Inhabited first in neolithic times, Vis Island was settled by the ancient Illyrians, who brought the Iron Age to Vis in the 1st millennium BC. In 390 BC a Greek colony was formed on the island, known then as Issa, from which the Greek ruler Dionysius the Elder controlled other Adriatic possessions. The island eventually became a powerful city-state and established its own colonies on Korčula and at Trogir and Stobreč. Allying itself with Rome during the Illyrian wars, the island nonetheless lost its autonomy and became part of the Roman Empire in 47 BC.
By the 10th century Vis had been settled by Slavic tribes, and it was sold to Venice (who called it Lissa) along with other Dalmatian towns in 1420. Fleeing Dalmatian pirates, the population moved inland from the coast.

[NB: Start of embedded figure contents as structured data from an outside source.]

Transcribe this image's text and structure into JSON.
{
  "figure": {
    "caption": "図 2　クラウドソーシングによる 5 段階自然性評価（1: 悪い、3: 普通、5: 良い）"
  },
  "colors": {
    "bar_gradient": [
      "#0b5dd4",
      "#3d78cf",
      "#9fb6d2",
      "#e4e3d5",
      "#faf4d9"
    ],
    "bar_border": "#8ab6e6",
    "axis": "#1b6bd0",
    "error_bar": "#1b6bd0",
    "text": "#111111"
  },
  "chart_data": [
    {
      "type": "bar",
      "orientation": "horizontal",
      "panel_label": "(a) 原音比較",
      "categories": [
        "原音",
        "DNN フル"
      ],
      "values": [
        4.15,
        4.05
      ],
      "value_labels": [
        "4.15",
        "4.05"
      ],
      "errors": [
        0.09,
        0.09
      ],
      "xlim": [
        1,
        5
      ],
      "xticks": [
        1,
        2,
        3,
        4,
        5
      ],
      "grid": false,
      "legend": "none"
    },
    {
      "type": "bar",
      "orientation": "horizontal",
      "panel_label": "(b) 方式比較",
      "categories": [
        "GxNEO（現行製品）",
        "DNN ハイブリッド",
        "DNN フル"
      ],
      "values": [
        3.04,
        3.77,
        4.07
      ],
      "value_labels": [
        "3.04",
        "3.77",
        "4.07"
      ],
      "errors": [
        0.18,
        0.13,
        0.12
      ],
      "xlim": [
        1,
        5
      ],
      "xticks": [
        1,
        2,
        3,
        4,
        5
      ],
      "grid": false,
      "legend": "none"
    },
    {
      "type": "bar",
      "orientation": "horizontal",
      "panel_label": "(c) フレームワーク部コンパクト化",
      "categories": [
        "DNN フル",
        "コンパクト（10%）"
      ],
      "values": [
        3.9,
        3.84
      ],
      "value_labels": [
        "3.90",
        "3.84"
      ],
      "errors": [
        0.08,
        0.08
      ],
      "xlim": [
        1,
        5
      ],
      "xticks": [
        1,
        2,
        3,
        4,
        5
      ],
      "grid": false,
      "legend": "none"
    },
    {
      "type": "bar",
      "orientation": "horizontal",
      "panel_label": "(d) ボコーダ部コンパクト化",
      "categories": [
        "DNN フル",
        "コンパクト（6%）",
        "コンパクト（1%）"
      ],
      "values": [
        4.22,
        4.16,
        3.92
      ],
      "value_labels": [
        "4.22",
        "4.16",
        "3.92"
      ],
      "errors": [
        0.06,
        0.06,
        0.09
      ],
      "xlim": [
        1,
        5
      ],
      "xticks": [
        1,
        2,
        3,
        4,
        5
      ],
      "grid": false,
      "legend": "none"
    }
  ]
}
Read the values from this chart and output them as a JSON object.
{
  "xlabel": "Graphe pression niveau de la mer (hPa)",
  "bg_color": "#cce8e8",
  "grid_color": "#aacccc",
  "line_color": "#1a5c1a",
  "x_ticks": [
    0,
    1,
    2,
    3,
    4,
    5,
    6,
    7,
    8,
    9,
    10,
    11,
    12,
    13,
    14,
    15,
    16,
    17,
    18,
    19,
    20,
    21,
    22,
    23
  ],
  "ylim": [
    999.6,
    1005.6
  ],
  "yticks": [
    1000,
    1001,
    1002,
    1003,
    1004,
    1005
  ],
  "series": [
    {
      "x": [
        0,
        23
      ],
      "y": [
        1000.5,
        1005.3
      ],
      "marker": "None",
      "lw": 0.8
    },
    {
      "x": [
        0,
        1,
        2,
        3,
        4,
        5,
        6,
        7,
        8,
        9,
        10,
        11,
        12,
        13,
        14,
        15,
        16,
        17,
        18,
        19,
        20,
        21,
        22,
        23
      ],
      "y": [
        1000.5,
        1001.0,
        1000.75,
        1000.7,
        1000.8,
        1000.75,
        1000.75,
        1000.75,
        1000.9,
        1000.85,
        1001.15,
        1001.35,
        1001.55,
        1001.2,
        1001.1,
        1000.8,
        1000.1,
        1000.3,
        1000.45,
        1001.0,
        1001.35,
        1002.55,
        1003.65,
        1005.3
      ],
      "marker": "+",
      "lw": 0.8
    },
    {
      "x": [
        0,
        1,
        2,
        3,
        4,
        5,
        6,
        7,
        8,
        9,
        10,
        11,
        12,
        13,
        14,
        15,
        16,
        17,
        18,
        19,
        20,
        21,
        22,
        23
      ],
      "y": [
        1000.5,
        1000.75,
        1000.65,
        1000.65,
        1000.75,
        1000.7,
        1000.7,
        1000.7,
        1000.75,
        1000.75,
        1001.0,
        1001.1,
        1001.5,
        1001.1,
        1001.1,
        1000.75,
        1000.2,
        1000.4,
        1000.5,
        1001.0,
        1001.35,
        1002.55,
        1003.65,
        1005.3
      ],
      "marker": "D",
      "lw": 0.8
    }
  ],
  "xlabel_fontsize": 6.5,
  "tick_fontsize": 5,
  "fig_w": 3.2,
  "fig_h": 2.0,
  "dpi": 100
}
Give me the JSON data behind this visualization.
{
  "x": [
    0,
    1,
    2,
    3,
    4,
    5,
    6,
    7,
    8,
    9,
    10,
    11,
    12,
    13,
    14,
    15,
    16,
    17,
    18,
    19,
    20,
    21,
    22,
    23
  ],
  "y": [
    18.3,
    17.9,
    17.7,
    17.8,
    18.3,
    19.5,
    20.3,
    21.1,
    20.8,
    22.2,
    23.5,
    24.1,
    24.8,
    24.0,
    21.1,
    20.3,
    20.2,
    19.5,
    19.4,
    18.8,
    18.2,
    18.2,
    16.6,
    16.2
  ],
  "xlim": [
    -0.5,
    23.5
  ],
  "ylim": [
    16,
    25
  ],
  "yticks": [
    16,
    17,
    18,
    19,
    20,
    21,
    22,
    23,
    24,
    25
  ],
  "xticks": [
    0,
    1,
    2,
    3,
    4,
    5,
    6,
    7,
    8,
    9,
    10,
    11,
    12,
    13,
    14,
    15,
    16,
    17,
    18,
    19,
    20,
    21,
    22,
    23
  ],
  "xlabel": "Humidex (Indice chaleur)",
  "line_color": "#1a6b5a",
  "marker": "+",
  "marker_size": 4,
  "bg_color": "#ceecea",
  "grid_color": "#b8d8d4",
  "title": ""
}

With the fall of the Venetian empire in 1797, the island fell under the control of Austria, France, the United Kingdom, Austria again, Italy, the first Yugoslavia, and then Italy during WWII, as the great powers fought for control of this strategic Adriatic outpost. During the war Vis was an important military base for Josip Broz Tito’s Partisans. Tito established his supreme headquarters in a cave on Hum mountain, from where he coordinated military and diplomatic actions with Allied forces.